Les armes ne cèdent à la toge qu’à la condition que cette dernière soit digne, soit recouverte de la "majesté", un mot qui a un sens profond dans le latin juridique de l’Empire
La phrase de Mario Bretone ouvre une piste (Sapir J., (Avec B. Bourdin et B. Renouvin) Souveraineté, Nation et Religion – Dilemme ou réconciliation ?, éditions Le Cerf, 2017). Quand il écrit : «seule sa "majesté" pouvant lui faire ressentir comme une obligation», cela peut signifier qu’un empereur qui violerait les lois existantes pour son seul «bon plaisir» et non dans l’intérêt de l’Etat, perdrait alors la «majesté» qui accompagne l’imperium. Dans ce cas, son assassinat deviendrait licite car le «dictateur» se serait mué en «tyran». Et l’on sait que nombre d’empereurs sont morts assassinés, ou ont été contraints de se suicider. On pense entre autres à Néron ou à Caligula. On voit ici que les armes ne cèdent à la toge qu’à la condition que cette dernière soit digne, soit recouverte de la «majesté», un mot qui a un sens profond dans le latin juridique de l’Empire.
Il ne s’agit pas de transposer directement des coutumes de la Rome antique dans les institutions de la France du XXIe siècle. Néanmoins, on comprend, à lire le général Pierre de Villiers, que si les gages de la confiance ne sont pas donnés, cette confiance ne saurait être accordée, et le principe d’obéissance du militaire au civil pourrait donc être révoqué. Et ces gages ne sauraient être uniquement financiers. La relation de confiance, qui est une relation essentiellement politique apparaît comme brisée.
Il dépend de lui de mesurer rapidement l’ampleur des dégâts qu’il a commis, et de fournir les gages qui permettront à l’ensemble de la nation, et donc à ses forces armées, de reconstruire une relation de confiance
Cela nous met en face d’une situation particulière, qui découle de cette crise opposant le général de Villiers au président Macron. Pour la première fois, depuis fort longtemps, se pose donc la question de la «dignité» ou de la «majesté» du premier magistrat de la République. On voit ici que cette crise a partie lié aux déclarations scandaleuses du président Macron à propos de la rafle du Vel’ d’Hiv’. Cette crise découle directement du comportement d’Emmanuel Macron, depuis sa récente élection.
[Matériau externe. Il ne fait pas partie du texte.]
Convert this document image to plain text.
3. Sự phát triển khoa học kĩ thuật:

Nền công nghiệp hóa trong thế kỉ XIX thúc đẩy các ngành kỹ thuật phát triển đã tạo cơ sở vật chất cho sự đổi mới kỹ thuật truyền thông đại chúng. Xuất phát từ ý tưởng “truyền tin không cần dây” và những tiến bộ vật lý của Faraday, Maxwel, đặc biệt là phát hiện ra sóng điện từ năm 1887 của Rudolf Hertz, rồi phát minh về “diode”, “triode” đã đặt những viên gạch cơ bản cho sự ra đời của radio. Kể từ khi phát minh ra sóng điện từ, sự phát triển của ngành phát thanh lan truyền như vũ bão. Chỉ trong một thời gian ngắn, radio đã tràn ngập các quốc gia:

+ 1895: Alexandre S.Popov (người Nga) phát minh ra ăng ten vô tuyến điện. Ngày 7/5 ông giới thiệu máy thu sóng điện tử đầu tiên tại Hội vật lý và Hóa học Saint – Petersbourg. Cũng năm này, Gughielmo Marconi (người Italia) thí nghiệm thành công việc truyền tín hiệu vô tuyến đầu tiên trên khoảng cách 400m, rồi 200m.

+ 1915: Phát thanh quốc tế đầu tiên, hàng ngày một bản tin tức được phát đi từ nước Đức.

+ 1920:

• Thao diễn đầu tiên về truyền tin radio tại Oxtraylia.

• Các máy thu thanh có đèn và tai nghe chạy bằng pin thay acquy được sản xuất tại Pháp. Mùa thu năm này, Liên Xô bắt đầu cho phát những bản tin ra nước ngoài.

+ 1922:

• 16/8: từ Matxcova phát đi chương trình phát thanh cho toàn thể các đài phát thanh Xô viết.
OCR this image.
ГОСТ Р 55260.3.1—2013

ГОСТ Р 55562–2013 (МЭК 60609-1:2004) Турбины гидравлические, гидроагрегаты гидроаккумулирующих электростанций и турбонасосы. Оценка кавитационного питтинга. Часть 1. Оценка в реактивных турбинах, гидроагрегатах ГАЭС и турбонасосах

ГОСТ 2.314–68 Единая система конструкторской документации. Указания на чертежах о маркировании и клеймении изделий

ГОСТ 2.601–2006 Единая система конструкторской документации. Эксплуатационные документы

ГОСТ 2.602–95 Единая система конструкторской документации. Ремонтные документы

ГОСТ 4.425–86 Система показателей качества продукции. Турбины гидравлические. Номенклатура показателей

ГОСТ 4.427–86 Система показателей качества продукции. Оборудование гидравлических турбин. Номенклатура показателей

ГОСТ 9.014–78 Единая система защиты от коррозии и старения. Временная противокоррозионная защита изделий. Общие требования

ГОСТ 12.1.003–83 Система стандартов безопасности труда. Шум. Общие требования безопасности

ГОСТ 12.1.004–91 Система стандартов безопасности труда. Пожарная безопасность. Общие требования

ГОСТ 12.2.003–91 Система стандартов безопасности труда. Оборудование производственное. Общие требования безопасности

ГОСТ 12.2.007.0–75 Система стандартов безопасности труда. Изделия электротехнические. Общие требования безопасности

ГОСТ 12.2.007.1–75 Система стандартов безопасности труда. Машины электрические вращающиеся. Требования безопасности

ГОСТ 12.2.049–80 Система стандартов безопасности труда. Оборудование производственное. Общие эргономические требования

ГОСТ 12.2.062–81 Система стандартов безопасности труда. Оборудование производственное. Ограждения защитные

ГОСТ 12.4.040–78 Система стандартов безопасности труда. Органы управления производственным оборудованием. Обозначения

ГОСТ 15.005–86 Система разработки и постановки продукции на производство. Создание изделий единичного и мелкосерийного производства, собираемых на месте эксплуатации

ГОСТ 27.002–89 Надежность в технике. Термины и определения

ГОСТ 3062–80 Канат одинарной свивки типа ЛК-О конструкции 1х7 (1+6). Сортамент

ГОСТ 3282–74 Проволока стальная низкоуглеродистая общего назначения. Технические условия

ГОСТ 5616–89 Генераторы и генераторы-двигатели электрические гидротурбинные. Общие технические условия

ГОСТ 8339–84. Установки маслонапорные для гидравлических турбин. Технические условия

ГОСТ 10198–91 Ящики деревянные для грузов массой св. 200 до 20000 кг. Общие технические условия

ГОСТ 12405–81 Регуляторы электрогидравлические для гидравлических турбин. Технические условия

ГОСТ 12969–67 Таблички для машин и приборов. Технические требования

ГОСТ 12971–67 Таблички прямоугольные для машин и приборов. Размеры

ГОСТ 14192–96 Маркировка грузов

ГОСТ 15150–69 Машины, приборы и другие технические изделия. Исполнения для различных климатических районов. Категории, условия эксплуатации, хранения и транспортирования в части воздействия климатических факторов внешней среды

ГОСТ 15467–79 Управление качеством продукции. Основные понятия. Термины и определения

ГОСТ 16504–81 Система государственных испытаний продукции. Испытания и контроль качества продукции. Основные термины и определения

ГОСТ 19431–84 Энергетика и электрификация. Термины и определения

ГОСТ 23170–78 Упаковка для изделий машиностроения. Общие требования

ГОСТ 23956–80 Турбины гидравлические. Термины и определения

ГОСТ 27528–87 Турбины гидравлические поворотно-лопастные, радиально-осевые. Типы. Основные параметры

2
Il dépend de lui de mesurer rapidement l’ampleur des dégâts qu’il a commis, et de fournir les gages qui permettront à l’ensemble de la nation, et donc à ses forces armées, de reconstruire une relation de confiance. Car, ce que le général de Villiers appelle la confiance n’est rien d’autre que la légitimité, un principe sans lequel il n’y a plus de démocratie (Sapir J., Souveraineté, Démocratie, Laïcité, éditions Michalon, 2016). S’il manquait à le faire, il ouvrirait de fait une période de grande incertitude quant au fonctionnement des institutions, y compris le mandat présidentiel qui pourrait, dès lors, s’en trouver abrégé.